Historian Rick Perlstein has written an interesting article entitled Enemies of State, in which he explains how "historically, nothing has terrified conservatives so much as efficient, effective, activist government." As he puts it, Republicans have long understood that "governing well in the interests of the broad majority brings compounding political benefits for the party of government." "The mortal fear" for Republicans, Perlstein says "is that if government delivers the goods, the Republicans have no future."
This fear turns into hysteria, which we certainly have seen in the portrayal of Obama's mild efforts at regulation and reform as socialist or worse. Perlstein demonstrates that such propaganda by the right has been pervasive since at at least the1930s. While originally these "education" efforts were less effective because the organizations behind them were seen for what they were,"extremist and plutocratic," there has been increasing sophistication over time "by which anti-government sentiment severed itself from that taint." Thus, "the ideology of industrial barons comes no longer to look like the ideology of industrial barons; it becomes popular folk wisdom instead. One word for this development is: 'Reaganism.'”

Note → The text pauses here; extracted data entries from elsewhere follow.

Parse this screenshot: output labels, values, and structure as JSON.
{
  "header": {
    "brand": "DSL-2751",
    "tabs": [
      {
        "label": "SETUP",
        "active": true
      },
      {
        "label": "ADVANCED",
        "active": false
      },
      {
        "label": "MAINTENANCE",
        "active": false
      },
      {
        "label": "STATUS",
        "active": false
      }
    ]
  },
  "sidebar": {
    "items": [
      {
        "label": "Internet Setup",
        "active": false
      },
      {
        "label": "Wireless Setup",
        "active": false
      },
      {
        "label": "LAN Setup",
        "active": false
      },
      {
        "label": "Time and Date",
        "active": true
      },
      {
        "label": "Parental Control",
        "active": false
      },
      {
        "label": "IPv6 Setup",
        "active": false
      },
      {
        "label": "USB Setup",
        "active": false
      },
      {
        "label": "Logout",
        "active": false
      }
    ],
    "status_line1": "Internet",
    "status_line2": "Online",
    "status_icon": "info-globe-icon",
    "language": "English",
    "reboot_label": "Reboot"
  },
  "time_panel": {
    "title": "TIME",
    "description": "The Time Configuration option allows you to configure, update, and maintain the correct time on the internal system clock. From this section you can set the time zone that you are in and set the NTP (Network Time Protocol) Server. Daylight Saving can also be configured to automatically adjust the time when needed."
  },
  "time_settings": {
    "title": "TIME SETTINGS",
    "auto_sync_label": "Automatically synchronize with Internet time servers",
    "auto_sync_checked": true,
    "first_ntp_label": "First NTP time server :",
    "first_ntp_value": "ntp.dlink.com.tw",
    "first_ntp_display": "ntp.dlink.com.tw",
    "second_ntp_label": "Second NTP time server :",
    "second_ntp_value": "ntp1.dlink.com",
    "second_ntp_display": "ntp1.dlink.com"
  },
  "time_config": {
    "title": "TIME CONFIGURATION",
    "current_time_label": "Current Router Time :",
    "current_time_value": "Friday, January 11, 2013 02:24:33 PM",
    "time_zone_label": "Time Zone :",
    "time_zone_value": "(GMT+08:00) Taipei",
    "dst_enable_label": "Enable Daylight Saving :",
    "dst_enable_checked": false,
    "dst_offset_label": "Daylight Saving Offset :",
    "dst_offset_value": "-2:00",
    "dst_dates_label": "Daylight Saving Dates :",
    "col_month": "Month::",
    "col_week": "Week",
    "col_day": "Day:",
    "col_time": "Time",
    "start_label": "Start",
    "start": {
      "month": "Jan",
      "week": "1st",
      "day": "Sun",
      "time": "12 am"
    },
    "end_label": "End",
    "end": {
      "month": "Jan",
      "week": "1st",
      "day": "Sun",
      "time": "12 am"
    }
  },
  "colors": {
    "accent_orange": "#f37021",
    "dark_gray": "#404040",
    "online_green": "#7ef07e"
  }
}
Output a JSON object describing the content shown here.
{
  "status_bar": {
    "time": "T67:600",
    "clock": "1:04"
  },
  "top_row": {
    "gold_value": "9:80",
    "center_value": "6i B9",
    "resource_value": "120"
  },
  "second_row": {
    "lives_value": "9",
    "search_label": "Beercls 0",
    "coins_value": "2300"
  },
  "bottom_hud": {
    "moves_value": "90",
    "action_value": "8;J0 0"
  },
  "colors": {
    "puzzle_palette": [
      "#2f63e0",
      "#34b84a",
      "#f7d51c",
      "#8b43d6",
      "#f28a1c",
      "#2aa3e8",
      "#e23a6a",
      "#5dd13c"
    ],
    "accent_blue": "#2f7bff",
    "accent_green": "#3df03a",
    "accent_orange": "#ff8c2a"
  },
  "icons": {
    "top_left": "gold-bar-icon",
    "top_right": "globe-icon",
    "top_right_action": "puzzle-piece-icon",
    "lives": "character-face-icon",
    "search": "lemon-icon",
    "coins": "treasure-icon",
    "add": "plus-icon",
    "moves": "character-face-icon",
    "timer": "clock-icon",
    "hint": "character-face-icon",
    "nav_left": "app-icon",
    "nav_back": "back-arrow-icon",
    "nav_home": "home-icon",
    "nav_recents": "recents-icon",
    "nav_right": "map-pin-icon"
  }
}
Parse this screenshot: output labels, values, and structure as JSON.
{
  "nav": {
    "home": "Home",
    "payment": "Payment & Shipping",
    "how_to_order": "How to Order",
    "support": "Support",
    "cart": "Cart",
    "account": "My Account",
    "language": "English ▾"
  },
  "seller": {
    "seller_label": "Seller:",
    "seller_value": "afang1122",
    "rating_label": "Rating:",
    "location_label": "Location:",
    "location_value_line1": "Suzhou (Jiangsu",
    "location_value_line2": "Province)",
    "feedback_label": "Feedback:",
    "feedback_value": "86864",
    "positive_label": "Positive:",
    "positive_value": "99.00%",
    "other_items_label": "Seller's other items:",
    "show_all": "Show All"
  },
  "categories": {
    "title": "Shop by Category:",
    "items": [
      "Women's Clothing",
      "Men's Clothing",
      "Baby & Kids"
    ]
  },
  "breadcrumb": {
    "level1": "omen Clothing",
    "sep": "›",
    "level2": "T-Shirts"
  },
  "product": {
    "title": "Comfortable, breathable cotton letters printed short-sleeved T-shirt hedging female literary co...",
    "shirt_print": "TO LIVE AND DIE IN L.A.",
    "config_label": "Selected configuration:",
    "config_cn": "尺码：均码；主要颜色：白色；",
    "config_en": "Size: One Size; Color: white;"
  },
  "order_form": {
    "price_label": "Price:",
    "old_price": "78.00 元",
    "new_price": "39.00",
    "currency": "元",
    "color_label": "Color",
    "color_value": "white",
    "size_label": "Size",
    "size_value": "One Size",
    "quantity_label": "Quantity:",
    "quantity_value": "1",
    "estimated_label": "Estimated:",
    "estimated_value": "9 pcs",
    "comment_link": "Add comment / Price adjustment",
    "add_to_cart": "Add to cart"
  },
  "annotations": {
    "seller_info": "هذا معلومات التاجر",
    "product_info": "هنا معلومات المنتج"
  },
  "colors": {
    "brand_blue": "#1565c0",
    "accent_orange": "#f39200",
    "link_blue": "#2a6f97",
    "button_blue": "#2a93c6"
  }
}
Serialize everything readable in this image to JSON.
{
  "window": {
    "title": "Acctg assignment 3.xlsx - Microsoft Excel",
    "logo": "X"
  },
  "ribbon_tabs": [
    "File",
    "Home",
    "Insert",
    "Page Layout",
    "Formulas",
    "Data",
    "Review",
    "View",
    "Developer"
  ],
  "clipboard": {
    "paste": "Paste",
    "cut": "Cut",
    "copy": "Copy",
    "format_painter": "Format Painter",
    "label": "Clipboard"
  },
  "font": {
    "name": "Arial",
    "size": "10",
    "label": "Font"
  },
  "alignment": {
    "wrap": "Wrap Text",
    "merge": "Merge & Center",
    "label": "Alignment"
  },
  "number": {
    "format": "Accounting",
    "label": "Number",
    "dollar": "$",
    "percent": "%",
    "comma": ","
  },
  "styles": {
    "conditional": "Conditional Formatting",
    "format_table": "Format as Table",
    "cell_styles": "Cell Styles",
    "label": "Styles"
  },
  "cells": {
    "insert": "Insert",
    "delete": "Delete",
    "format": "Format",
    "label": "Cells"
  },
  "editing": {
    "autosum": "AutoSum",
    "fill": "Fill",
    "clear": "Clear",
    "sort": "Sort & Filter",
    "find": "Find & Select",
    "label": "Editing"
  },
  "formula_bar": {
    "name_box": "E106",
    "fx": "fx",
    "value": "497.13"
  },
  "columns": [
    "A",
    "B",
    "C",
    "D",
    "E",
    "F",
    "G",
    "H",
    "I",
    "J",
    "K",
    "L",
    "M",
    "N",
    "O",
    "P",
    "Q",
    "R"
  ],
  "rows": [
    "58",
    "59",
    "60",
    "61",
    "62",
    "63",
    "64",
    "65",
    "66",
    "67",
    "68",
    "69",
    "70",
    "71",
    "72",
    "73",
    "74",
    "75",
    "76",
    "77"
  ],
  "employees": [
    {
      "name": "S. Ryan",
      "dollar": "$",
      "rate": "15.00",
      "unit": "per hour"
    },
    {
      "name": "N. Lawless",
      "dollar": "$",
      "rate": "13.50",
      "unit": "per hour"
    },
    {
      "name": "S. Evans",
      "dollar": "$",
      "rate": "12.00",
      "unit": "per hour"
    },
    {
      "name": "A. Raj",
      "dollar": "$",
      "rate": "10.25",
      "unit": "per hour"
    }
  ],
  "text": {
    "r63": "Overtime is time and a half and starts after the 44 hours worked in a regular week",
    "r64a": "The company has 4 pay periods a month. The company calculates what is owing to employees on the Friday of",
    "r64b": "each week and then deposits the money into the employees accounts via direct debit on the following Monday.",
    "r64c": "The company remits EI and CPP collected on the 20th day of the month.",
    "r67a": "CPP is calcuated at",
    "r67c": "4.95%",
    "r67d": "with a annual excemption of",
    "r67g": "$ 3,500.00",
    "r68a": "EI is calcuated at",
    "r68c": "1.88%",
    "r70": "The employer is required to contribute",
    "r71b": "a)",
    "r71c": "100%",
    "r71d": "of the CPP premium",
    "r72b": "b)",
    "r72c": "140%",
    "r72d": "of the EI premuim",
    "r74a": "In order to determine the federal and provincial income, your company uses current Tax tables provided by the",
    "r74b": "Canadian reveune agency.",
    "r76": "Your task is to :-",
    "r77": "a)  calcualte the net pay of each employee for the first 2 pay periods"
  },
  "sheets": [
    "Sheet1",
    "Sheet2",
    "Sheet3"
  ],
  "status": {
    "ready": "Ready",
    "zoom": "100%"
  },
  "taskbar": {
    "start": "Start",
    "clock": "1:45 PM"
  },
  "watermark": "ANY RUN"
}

More recently, according to Perlstein, "it took the rise of the religious right to devise ways to transmogrify government into an active and existential evil in and of itself. In turn, however, an increasingly sophisticated Washington D.C.-based conservative movement has turned moralistic piety to serve the larger pro-business conservative cause." What we are left with is that "in the minds of larger and larger segments of the public, government becomes an actively destructive force: always the problem, never a solution."